Lethal congenital contracture syndrome 9 (LCCS9) was first described in three consanguineous families (Ravenscroft et al. 2015. PubMed ID: 26004201). All affected individuals were homozygous for missense, nonsense, or frameshift variants. Clinical features can include intrauterine growth retardation; micrognathia; dysmorphic features; pulmonary hypoplasia; contractures of wrists, elbows, and fingers; talipes equinovarus; decreased fetal movements; and polyhydramnios. Onset is in utero and fetal anomalies are typically observed on prenatal ultrasound. Respiratory failure typically results in death soon after birth. Additional compound heterozygous or homozygous patients with ADGRG6 variants and features of LCCS9 have been reported in several additional families (Daum et al. 2019. PubMed ID: 29947050; Vora et al. 2020. PubMed ID: 31974414; Normand et al. 2018. PubMed ID: 30266093). Genetic testing may aid in establishing a differential diagnosis and may assist reproductive planning.

Pathogenic variants in the ADGRG6 gene (also referred to as GPR126 in the literature) are associated with autosomal recessive lethal congenital contracture syndrome 9 (LCCS9). Reported variants include nonsense, missense, and a small duplication that results in a frameshift (Ravenscroft et al. 2015. PubMed ID: 26004201; Daum et al. 2019. PubMed ID: 29947050; Vora et al. 2020. PubMed ID: 31974414; Normand et al. 2018. PubMed ID: 30266093). To date, all pathogenic variants have been inherited from a carrier parent. No structural variants have been reported. 

The ADGRG6 gene encodes adhesion G protein-coupled receptor G6 which is essential for myelination of axons in the peripheral nervous system. ADGRG6 drives the differentiation of promyelinating Schwann cells by elevating cyclic AMP levels (Monk et al. 2009. PubMed ID: 19745155; Glenn and Talbot. 2013. PubMed ID: 23804499). Affected individuals from one family were found to lack myelin basic protein, providing evidence that ADGRG6 is critical for myelination of the peripheral nerves. Gpr126-null mice have abnormal joint contractures of the limbs by P4 (Ravenscroft et al. 2015. PubMed ID: 26004201; Monk et al. 2011. PubMed ID: 21613327). The ADGRG6 gene (listed as GPR126 in the study) is not considered an essential gene in the human genome (CS = 0.254 in Wang et al. 2015. PubMed ID: 26472758).

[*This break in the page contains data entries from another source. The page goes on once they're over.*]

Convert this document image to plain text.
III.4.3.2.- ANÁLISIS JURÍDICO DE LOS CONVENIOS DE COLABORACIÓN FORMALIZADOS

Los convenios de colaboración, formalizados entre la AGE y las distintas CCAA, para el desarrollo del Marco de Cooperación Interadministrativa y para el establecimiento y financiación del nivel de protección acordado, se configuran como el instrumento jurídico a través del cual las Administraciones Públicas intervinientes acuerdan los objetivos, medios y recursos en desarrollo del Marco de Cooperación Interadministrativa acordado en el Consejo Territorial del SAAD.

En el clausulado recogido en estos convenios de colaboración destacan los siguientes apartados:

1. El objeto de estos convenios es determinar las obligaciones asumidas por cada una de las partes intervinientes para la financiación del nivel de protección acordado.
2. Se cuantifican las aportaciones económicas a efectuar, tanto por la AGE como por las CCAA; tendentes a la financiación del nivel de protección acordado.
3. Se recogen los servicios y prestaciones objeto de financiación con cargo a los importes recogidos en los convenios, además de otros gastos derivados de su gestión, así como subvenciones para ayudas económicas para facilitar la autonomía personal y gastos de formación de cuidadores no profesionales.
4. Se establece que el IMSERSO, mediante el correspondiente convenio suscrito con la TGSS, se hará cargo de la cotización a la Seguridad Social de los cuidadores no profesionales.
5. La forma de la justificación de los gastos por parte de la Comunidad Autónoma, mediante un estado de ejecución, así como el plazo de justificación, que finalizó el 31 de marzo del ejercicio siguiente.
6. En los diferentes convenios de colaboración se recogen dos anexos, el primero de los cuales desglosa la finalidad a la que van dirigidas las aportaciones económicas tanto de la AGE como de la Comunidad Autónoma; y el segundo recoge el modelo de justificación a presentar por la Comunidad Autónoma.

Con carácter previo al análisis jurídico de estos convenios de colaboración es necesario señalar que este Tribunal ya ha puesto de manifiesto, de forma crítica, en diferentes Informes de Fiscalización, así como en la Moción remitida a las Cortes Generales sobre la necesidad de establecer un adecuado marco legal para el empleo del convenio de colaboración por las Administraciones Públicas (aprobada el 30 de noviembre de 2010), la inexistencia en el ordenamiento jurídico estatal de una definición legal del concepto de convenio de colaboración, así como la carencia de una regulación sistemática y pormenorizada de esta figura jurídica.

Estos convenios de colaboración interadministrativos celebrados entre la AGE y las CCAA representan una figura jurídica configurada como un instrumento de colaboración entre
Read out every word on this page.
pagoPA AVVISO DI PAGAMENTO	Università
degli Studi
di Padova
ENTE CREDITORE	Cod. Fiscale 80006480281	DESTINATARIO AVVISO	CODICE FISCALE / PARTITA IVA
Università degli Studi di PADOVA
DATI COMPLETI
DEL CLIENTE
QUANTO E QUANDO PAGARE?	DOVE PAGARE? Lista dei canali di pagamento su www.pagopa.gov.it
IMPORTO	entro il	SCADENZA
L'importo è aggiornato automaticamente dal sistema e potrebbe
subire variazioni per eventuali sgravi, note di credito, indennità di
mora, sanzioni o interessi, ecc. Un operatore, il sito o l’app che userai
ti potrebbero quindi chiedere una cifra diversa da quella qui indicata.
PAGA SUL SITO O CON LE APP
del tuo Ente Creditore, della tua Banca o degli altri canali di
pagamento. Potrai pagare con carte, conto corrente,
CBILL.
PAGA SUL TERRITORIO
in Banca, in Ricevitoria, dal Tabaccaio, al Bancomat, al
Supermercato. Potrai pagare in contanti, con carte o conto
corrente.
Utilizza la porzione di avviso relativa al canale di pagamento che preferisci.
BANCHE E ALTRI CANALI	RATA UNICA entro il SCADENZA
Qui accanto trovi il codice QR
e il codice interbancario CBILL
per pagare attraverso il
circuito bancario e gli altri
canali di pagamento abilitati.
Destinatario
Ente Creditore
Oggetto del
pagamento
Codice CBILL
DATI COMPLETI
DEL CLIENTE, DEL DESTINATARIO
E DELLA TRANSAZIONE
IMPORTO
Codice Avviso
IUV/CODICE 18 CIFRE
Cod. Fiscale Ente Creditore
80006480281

The clinical sensitivity is difficult to estimate, as to date, a limited number of cases have been described in the literature (Ravenscroft et al. 2015. PubMed ID: 26004201; Daum et al. 2019. PubMed ID: 29947050; Vora et al. 2020. PubMed ID: 31974414; Normand et al. 2018. PubMed ID: 30266093). Analytical sensitivity should be high as all pathogenic variants reported to date are detectable by sequencing.

This test is performed using Next-Gen sequencing with additional Sanger sequencing as necessary.

This test provides 99.4% coverage of the ADGRG6 gene plus 10 bases flanking noncoding DNA in all available transcripts in addition to non-coding regions in which pathogenic variants have been identified at PreventionGenetics or reported elsewhere. We define  coverage as ≥20X NGS reads or Sanger sequencing. Of note, this test does not analyze the 2 nucleotides of exon 1 due to paralogy.

Dependent on the sequencing backbone selected for this testing, discounted reflex testing to any other similar backbone-based test is available (i.e., PGxome panel to whole PGxome; PGnome panel to whole PGnome).